De rol van de co-teacher is daarbij tweeledig. Enerzijds streven we er samen met de klasleerkracht naar, dat zoveel mogelijk kinderen de doelstellingen van de les behalen (hoofd). Anderzijds willen we vooral ook de handelingsvaardigheden van uw kind vergroten (handen). Het gaat dus niet enkel om kennisoverdracht. Door samen te werken en bevindingen uit te wisselen, kunnen wij de ontwikkeling van uw kind beter volgen en bijsturen waar nodig.
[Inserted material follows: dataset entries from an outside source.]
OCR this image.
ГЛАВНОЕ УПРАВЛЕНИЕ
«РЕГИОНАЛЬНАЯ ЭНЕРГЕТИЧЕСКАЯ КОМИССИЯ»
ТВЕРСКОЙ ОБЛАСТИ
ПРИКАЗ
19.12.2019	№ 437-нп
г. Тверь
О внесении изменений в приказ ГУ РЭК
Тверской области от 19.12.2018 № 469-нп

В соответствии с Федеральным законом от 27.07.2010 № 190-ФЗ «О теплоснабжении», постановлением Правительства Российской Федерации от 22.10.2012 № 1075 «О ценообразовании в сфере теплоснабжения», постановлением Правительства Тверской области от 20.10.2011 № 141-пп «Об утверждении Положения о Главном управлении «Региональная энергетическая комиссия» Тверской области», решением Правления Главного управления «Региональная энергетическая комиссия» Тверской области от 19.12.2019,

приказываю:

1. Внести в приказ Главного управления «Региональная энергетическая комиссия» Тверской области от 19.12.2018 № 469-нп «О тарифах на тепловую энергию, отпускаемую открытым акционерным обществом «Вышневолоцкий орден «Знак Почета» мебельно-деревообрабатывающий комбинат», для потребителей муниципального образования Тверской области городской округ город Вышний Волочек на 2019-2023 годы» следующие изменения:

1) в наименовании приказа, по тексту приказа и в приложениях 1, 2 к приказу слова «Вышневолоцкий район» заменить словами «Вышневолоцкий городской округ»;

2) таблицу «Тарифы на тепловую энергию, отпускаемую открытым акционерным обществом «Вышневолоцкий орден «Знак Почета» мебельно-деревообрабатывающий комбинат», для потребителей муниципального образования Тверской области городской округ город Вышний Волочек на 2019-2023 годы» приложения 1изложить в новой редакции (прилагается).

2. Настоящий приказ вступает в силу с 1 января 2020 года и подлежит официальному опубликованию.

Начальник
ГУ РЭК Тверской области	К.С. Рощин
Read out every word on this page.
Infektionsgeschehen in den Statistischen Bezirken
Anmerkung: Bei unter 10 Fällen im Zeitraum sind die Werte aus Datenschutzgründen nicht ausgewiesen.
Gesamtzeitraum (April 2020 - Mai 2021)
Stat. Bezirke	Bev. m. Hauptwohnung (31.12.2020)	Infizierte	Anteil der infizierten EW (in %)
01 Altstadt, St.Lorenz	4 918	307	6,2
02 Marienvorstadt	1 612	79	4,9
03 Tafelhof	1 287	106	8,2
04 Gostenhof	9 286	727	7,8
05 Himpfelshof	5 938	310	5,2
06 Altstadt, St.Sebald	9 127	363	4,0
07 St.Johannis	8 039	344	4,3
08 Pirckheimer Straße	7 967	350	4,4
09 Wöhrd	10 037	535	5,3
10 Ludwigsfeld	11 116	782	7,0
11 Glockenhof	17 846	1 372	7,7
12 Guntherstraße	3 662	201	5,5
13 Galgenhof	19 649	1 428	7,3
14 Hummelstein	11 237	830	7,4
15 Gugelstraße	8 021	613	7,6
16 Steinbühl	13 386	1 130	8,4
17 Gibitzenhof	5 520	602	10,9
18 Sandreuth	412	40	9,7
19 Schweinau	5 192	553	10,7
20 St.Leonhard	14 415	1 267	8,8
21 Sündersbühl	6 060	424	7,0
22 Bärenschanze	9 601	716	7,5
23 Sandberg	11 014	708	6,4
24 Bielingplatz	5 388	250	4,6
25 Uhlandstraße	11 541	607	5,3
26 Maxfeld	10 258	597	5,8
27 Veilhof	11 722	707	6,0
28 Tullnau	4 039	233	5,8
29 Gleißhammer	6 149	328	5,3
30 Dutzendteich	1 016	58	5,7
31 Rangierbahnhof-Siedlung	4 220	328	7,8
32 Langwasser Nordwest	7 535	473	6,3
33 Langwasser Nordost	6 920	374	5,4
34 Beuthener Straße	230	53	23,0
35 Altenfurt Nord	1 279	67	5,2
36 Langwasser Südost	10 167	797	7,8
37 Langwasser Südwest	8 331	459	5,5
Tijdens de oefenuren ligt de nadruk niet enkel op taal en rekenen. Uw kind leert ook omgaan met verschillen, zorg dragen voor het sociale klimaat in de klas en vaardigheden ontwikkelen die nodig zijn voor een zelfstandige en zelfverzekerde leerhouding. Zo kan ieder kind stap voor stap groeien in eigen tempo en kracht.
In de praktijk gaat dat zo in zijn werk. Vooraf bespreekt de co-teacher de inhoud van het oefenuur met de klasleerkracht, afgestemd op de leerstof van een klas en die van het periode-onderwijs. Ook kijken we naar de noden op vlak van differentiatie er in de klas naar boven komen. We werken klassikaal, in tweetallen of in kleinere groepen. Daarbij kunnen kinderen meer uitdagende leerstof krijgen, terwijl anderen meer ondersteuning krijgen bij de basis. Omdat de groepen regelmatig wisselen, wordt uw kind niet vastgepind in een bepaald hokje. Op die manier blijft de balans tussen kwaliteiten en werkpunten bewaard, en leren kinderen ook van elkaars talenten.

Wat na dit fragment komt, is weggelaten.